Cuando aún no se cumplía un mes, se realizó en la Plaza de San Pedro la beatificación de Juan Pablo II. Aquel 1 de mayo de 2011 Benedicto XVI destacaba de su predecesor: “Durante 23 años pude estar cerca de él y venerar cada vez más su persona. Su profundidad espiritual y la riqueza de sus intuiciones sostenían mi servicio. El ejemplo de su oración siempre me ha impresionado y edificado: él se sumergía en el encuentro con Dios, aun en medio de las múltiples ocupaciones de su ministerio”.

Mientras, como todos los domingos, la familia de Floribeth acudió a Misa a la parroquia. Acudieron al centro del barrio porque se estaba celebrando una procesión. “En ese momento estaba pasando una carroza con la imagen de Jesús Sacramentado y sentí un frío en el cuerpo. Me bajé del coche y fui hasta allí”. Entonces, el sacerdote que acompañaba a la procesión declamaba una oración: “¡Oh, Señor! Hay una sanación”.

Floribeth se detuvo para rezar

“Le pedimos a nuestro Papa Juan Pablo que nos ayudara a pedirle a Dios que me ayudara”. Y en ese preciso instante, algo empezó a cambiar. “Salí de ese parque con la fe de que yo fui la sanada”, expresó.

Días después fue al Santuario de la Virgen de Ujarrás para rezar, consciente de que el templo había recibido un relicario con muestras de sangre del nuevo Beato. “De nuevo, un milagro”, apostilla. Sin embargo, cuando llegó ya había terminado la exposición. Sin embargo, el P. Dónald Solano hizo una excepción. “Me la enseñó y la toqué. Seis meses después me hicieron otro examen en el cerebro y me indicaron que el aneurisma había desaparecido para la honra y la gloria de mi Dios”, afirmó Floribeth.

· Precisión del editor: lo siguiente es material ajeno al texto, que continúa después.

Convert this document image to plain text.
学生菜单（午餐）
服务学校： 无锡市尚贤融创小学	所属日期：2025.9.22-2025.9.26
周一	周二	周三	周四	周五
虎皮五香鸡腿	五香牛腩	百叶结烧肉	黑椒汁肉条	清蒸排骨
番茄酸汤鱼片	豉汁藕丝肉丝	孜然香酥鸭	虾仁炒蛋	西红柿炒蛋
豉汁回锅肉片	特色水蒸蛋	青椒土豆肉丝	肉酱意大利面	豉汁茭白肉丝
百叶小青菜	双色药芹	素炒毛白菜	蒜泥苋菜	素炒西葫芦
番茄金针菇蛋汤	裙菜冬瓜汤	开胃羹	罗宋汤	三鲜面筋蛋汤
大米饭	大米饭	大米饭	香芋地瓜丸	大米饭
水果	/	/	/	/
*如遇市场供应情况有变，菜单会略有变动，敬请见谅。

Según publicó el diario “La Nación” de Costa Rica, el neurocirujano Alejandro Vargas Román, que atendió a Floribeth Mora durante su enfermedad, confirmó que no encontró explicación científica a la desaparición repentina del aneurisma que padecía cuando analizaron exámenes posteriores a aquel 1 de mayo de 2011.

Vargas reveló que funcionarios de la Santa Sede le consultaron sobre los detalles del caso durante la fase diocesana del proceso de canonización. “Médicamente, en teoría, nunca les va a desaparecer un aneurisma a las personas porque es una dilatación. Científicamente yo no le tengo ninguna explicación del por qué desapareció”, expresó el médico, que vivió en primera persona lo ocurrido en el hospital Calderón Guardia.